When Anna first came to our practice, she was struggling with the image of herself on many levels; she felt unattractive, she thought that boys were not only uninterested in her but also made fun of her looks, and she would use words such as ‘ugly, gross, blunt’ to refer to the way she looked. Apart from that, she saw herself as incompetent, unable to fulfill even simple tasks and from time to time even ‘useless’. After twenty-four months of therapy, the first thing that became apparent was the shift in the adjectives she was using to describe herself.
‘and I tried this dress on and I think I looked nice, like, this colour looks good on me I think…’
‘I bought this new eyeliner and tried it on and made my eyes pop, I had only seen that on tutorials online, didn’t know I could do it myself, made my eyes look so pretty.’
Furthermore, she started giving credits to herself for managing tasks that had seemed unbearable before:
‘I went to the mall today, and met the girls… it wasn’t as bad as I thought, I mean, it felt good to leave the house for a change, didn’t think I would enjoy it but I’m glad I went…’
‘So they gave us the test back, turns out I didn’t do as bad as I thought, I actually did better than Steph and she always gets the highest grades out of all of us, I’m actually kind a proud for this grade, I like history more than I thought I did.’
Anna has not only re-introduced social activities in her everyday life and has started paying more attention in school, but she seems to recognize the change in her behaviour and general mood as well. Besides this, she acknowledges the importance these changes have for her self-esteem, as she associates her performance in school with an increase in self-esteem. Therefore, we can observe that the therapeutic process has had an extremely positive effect on her perception of herself.

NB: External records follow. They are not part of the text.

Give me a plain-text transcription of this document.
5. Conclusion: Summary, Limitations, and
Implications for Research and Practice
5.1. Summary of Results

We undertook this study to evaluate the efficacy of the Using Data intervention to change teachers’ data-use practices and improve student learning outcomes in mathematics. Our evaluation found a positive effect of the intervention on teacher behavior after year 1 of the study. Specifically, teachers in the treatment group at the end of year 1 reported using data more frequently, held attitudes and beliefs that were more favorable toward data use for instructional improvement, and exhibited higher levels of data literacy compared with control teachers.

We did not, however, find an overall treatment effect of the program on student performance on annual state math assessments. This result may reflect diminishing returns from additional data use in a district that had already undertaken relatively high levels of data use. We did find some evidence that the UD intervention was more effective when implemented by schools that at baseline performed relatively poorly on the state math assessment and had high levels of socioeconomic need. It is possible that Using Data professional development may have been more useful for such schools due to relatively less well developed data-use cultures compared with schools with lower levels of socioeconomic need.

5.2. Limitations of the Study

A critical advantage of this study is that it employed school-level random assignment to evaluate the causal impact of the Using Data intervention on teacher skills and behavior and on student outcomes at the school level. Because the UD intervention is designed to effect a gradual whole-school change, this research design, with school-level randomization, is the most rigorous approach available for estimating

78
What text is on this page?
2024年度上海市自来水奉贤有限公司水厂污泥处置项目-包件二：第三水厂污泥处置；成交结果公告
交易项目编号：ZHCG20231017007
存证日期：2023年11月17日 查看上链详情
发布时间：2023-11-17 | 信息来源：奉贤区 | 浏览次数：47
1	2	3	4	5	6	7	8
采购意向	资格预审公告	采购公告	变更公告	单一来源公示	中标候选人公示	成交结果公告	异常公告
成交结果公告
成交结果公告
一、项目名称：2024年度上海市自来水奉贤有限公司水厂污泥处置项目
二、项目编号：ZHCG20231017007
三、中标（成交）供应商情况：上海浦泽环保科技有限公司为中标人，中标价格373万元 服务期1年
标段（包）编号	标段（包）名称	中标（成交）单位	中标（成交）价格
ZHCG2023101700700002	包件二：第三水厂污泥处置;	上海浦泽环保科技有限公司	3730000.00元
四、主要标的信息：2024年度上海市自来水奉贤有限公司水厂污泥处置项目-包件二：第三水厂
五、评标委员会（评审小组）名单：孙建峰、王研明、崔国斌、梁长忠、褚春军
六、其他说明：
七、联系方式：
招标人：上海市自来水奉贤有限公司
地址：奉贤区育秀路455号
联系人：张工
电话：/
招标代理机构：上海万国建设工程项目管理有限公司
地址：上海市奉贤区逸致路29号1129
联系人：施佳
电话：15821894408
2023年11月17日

As the authors have tried to illustrate in this article, psychodynamic psychotherapy can be a powerful intervention for depressed young people, especially those for whom depression is a marker of broader difficulties in negotiating the adolescent process. Although outcomes research in child and adolescent psychodynamic psychotherapy is still in its infancy, there is a growing body of empirical evidence to show the effectiveness of such an approach, and there are several ongoing studies that also aim to throw more light on the elements of psychodynamic therapy with adolescents that may promote change. The work by Blatt et al. (1996 ) on adult depression is important because it not only begins to provide empirical support for certain subtypes of depression related to key psychodynamic features, it also relates these to therapeutic mechanisms that may help us as clinicians to know what kind of help is needed by different people with different kinds of psychological vulnerability to depression. There is still a great deal to learn about adolescent depression, and much that can be learned about what are the most effective interventions to promote long-term recovery. We need to understand in more complex terms the multifaceted nature of adolescent depression, so as to unravel how those complex dynamics interact with particular therapeutic interactions and techniques.